Laboratory and imaging markers are an adjunct to competent clinical assessment and should not be used as a substitute. Tests should only be ordered if the results will alter diagnosis, prognosis, or clinical management.

Synovial fluid examination—this is the key investigation to confirm the diagnosis of either acute crystal or septic arthritis. Fluid can usually be obtained by direct aspiration from any peripheral joint, or alternatively under ultrasound guidance. The identification of crystals requires compensated polarized light microscopy.

Plain radiographs—these remain the single most useful imaging technique, enabling the detection of soft-tissue swelling, changes in bone density, and cartilage and bone erosion or remodelling, which in conjunction with the pattern of joint sites involved can aid confirmation of diagnosis and assessment of disease extent. The cardinal radiological features of rheumatoid arthritis are osteopenia and cartilage/bone erosion: the features of osteoarthritis are preserved bone density, joint-space narrowing, osteophyte formation, and bone cysts.

Other imaging techniques—(1) MRI provides additional benefit with plain radiographs in the assessment of the anatomy and biochemistry of soft tissues as well as bone; (2) ultrasound is emerging as an effective bedside technique for detecting joint effusions (particularly at clinically occult sites) and to assess joint erosions and neovascularity.

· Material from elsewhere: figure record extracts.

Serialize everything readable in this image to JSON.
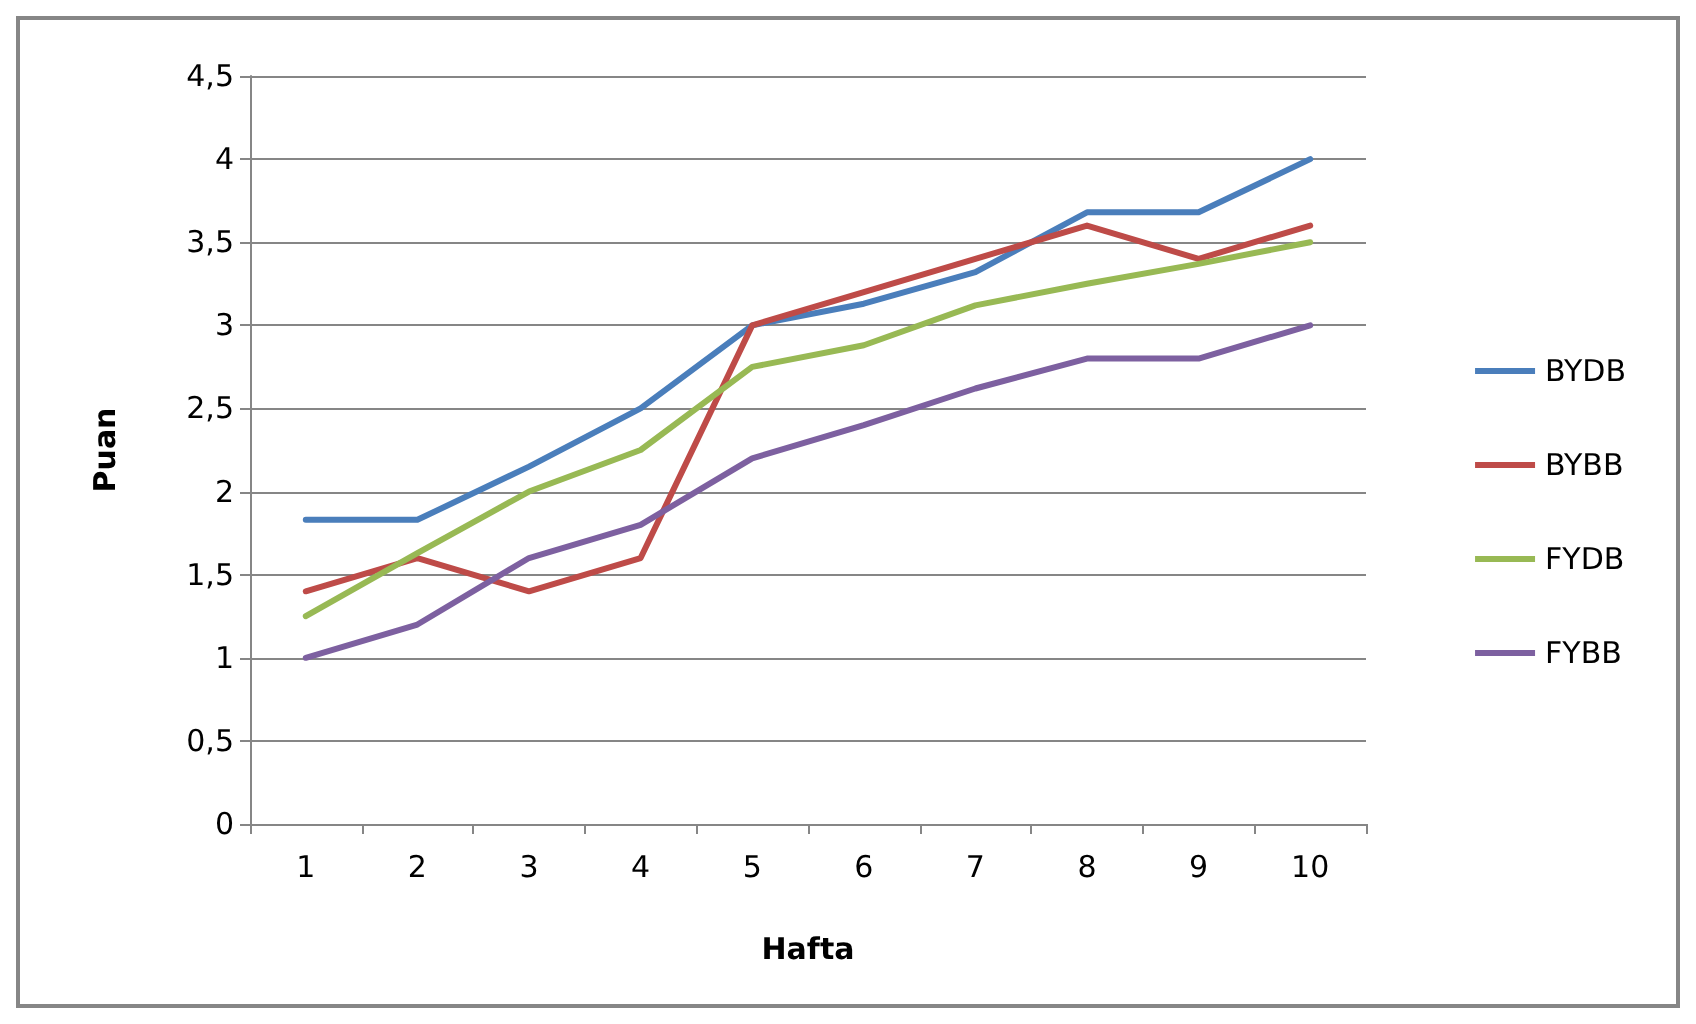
{
  "chart_data": {
    "type": "line",
    "xlabel": "Hafta",
    "ylabel": "Puan",
    "categories": [
      "1",
      "2",
      "3",
      "4",
      "5",
      "6",
      "7",
      "8",
      "9",
      "10"
    ],
    "series": [
      {
        "name": "BYDB",
        "color": "#4a7ebb",
        "values": [
          1.83,
          1.83,
          2.15,
          2.5,
          3.0,
          3.13,
          3.32,
          3.68,
          3.68,
          4.0
        ]
      },
      {
        "name": "BYBB",
        "color": "#be4b48",
        "values": [
          1.4,
          1.6,
          1.4,
          1.6,
          3.0,
          3.2,
          3.4,
          3.6,
          3.4,
          3.6
        ]
      },
      {
        "name": "FYDB",
        "color": "#98b954",
        "values": [
          1.25,
          1.63,
          2.0,
          2.25,
          2.75,
          2.88,
          3.12,
          3.25,
          3.37,
          3.5
        ]
      },
      {
        "name": "FYBB",
        "color": "#7d60a0",
        "values": [
          1.0,
          1.2,
          1.6,
          1.8,
          2.2,
          2.4,
          2.62,
          2.8,
          2.8,
          3.0
        ]
      }
    ],
    "ylim": [
      0,
      4.5
    ],
    "yticks": [
      0,
      {
        "value": 0.5,
        "label": "0,5"
      },
      1,
      {
        "value": 1.5,
        "label": "1,5"
      },
      2,
      {
        "value": 2.5,
        "label": "2,5"
      },
      3,
      {
        "value": 3.5,
        "label": "3,5"
      },
      4,
      {
        "value": 4.5,
        "label": "4,5"
      }
    ],
    "grid": "y",
    "legend": "right",
    "marker": "none",
    "line_style": "solid"
  }
}
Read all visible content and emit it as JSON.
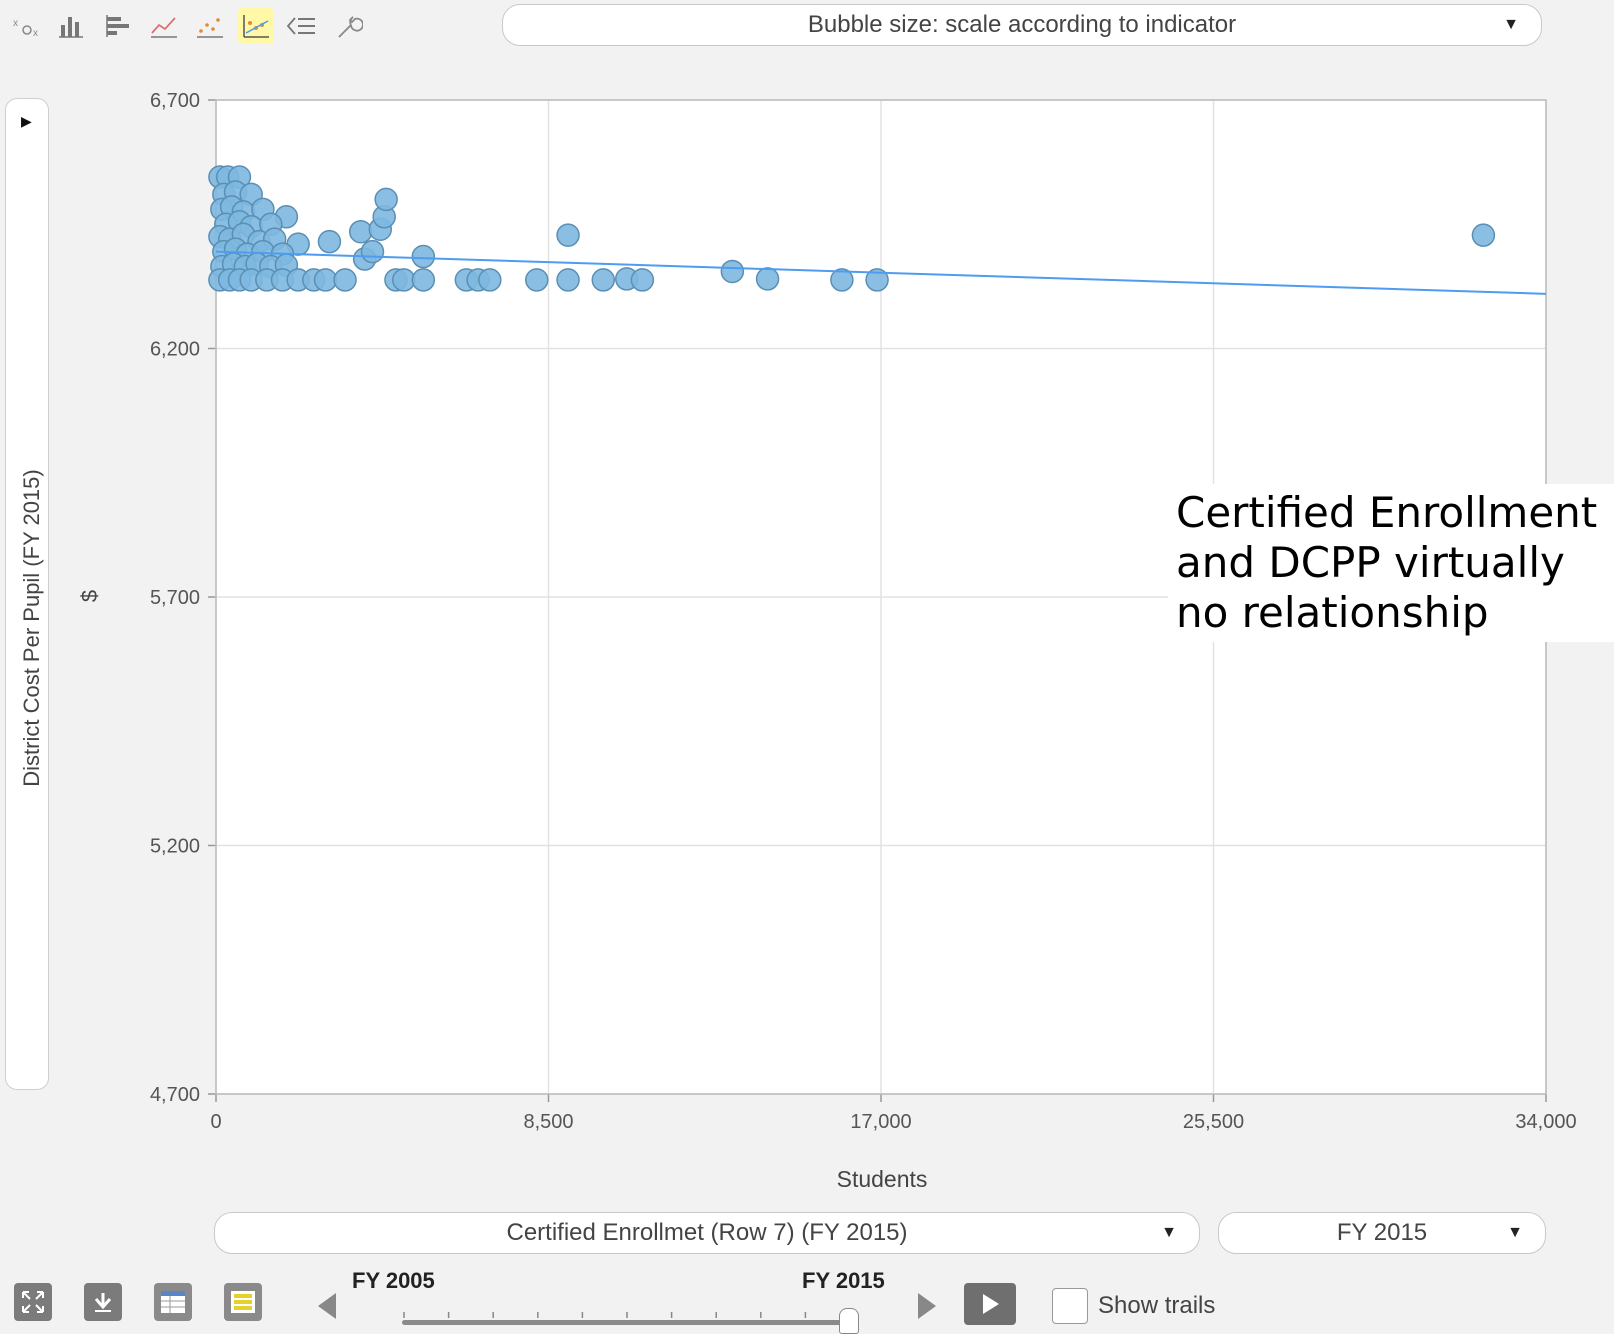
{
  "toolbar": {
    "tools": [
      {
        "name": "bubble-chart-icon",
        "active": false
      },
      {
        "name": "column-chart-icon",
        "active": false
      },
      {
        "name": "bar-chart-icon",
        "active": false
      },
      {
        "name": "line-chart-icon",
        "active": false
      },
      {
        "name": "scatter-chart-icon",
        "active": false
      },
      {
        "name": "scatter-trend-icon",
        "active": true
      },
      {
        "name": "list-icon",
        "active": false
      },
      {
        "name": "wrench-icon",
        "active": false
      }
    ],
    "bubble_size_select": "Bubble size: scale according to indicator"
  },
  "axes": {
    "y_title": "District Cost Per Pupil (FY 2015)",
    "y_unit": "$",
    "x_title": "Students"
  },
  "annotation": "Certified Enrollment\nand DCPP virtually\nno relationship",
  "controls": {
    "x_indicator_select": "Certified Enrollmet (Row 7)  (FY 2015)",
    "year_select": "FY 2015",
    "slider_start_label": "FY 2005",
    "slider_end_label": "FY 2015",
    "slider_fraction": 1.0,
    "show_trails_label": "Show trails",
    "show_trails_checked": false
  },
  "colors": {
    "bubble_fill": "#7db8e0",
    "bubble_stroke": "#5a8fb3",
    "trend_line": "#4d9cf0",
    "active_tool": "#fff8a6"
  },
  "chart_data": {
    "type": "scatter",
    "title": "",
    "xlabel": "Students",
    "ylabel": "District Cost Per Pupil (FY 2015)",
    "xlim": [
      0,
      34000
    ],
    "ylim": [
      4700,
      6700
    ],
    "xticks": [
      0,
      8500,
      17000,
      25500,
      34000
    ],
    "yticks": [
      4700,
      5200,
      5700,
      6200,
      6700
    ],
    "xtick_labels": [
      "0",
      "8,500",
      "17,000",
      "25,500",
      "34,000"
    ],
    "ytick_labels": [
      "4,700",
      "5,200",
      "5,700",
      "6,200",
      "6,700"
    ],
    "grid": true,
    "points": [
      [
        100,
        6545
      ],
      [
        300,
        6545
      ],
      [
        600,
        6545
      ],
      [
        200,
        6510
      ],
      [
        500,
        6515
      ],
      [
        900,
        6510
      ],
      [
        150,
        6480
      ],
      [
        400,
        6485
      ],
      [
        700,
        6475
      ],
      [
        1200,
        6480
      ],
      [
        1800,
        6465
      ],
      [
        250,
        6450
      ],
      [
        600,
        6455
      ],
      [
        900,
        6445
      ],
      [
        1400,
        6450
      ],
      [
        100,
        6425
      ],
      [
        350,
        6420
      ],
      [
        700,
        6430
      ],
      [
        1100,
        6415
      ],
      [
        1500,
        6420
      ],
      [
        2100,
        6410
      ],
      [
        200,
        6395
      ],
      [
        500,
        6400
      ],
      [
        800,
        6390
      ],
      [
        1200,
        6395
      ],
      [
        1700,
        6390
      ],
      [
        150,
        6365
      ],
      [
        450,
        6370
      ],
      [
        750,
        6365
      ],
      [
        1050,
        6370
      ],
      [
        1400,
        6365
      ],
      [
        1800,
        6368
      ],
      [
        100,
        6338
      ],
      [
        350,
        6338
      ],
      [
        600,
        6338
      ],
      [
        900,
        6338
      ],
      [
        1300,
        6338
      ],
      [
        1700,
        6338
      ],
      [
        2100,
        6338
      ],
      [
        2500,
        6338
      ],
      [
        2800,
        6338
      ],
      [
        3300,
        6338
      ],
      [
        2900,
        6415
      ],
      [
        3700,
        6435
      ],
      [
        4200,
        6440
      ],
      [
        4300,
        6465
      ],
      [
        4350,
        6500
      ],
      [
        3800,
        6380
      ],
      [
        4000,
        6395
      ],
      [
        5300,
        6385
      ],
      [
        4600,
        6338
      ],
      [
        4800,
        6338
      ],
      [
        5300,
        6338
      ],
      [
        6400,
        6338
      ],
      [
        6700,
        6338
      ],
      [
        7000,
        6338
      ],
      [
        8200,
        6338
      ],
      [
        9000,
        6338
      ],
      [
        9900,
        6338
      ],
      [
        10500,
        6340
      ],
      [
        10900,
        6338
      ],
      [
        9000,
        6428
      ],
      [
        13200,
        6355
      ],
      [
        14100,
        6340
      ],
      [
        16000,
        6338
      ],
      [
        16900,
        6338
      ],
      [
        32400,
        6428
      ]
    ],
    "trend_line": {
      "x": [
        0,
        34000
      ],
      "y": [
        6395,
        6310
      ]
    }
  }
}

Blood tests—(1) inflammatory markers: C-reactive protein is the single most useful measure of the acute phase response, having greater reproducibility and greater sensitivity to change than the ESR; (2) specific antibodies: antibodies to cyclic citrullinated peptides are a novel marker associated with rheumatoid arthritis, with similar sensitivity to rheumatoid factor but higher specificity for distinguishing between rheumatoid arthritis and other rheumatic diseases; antibodies detected against nuclear components (ANAs) have high sensitivity for connective-tissue diseases (e.g. systemic lupus erythematosus) but low specificity, and hence a positive result does not confirm the diagnosis unless appropriate clinical features are present. Compared with ANA, antibodies to extractable nuclear antigens have higher specificity and associate with patterns of system involvement within the same disease.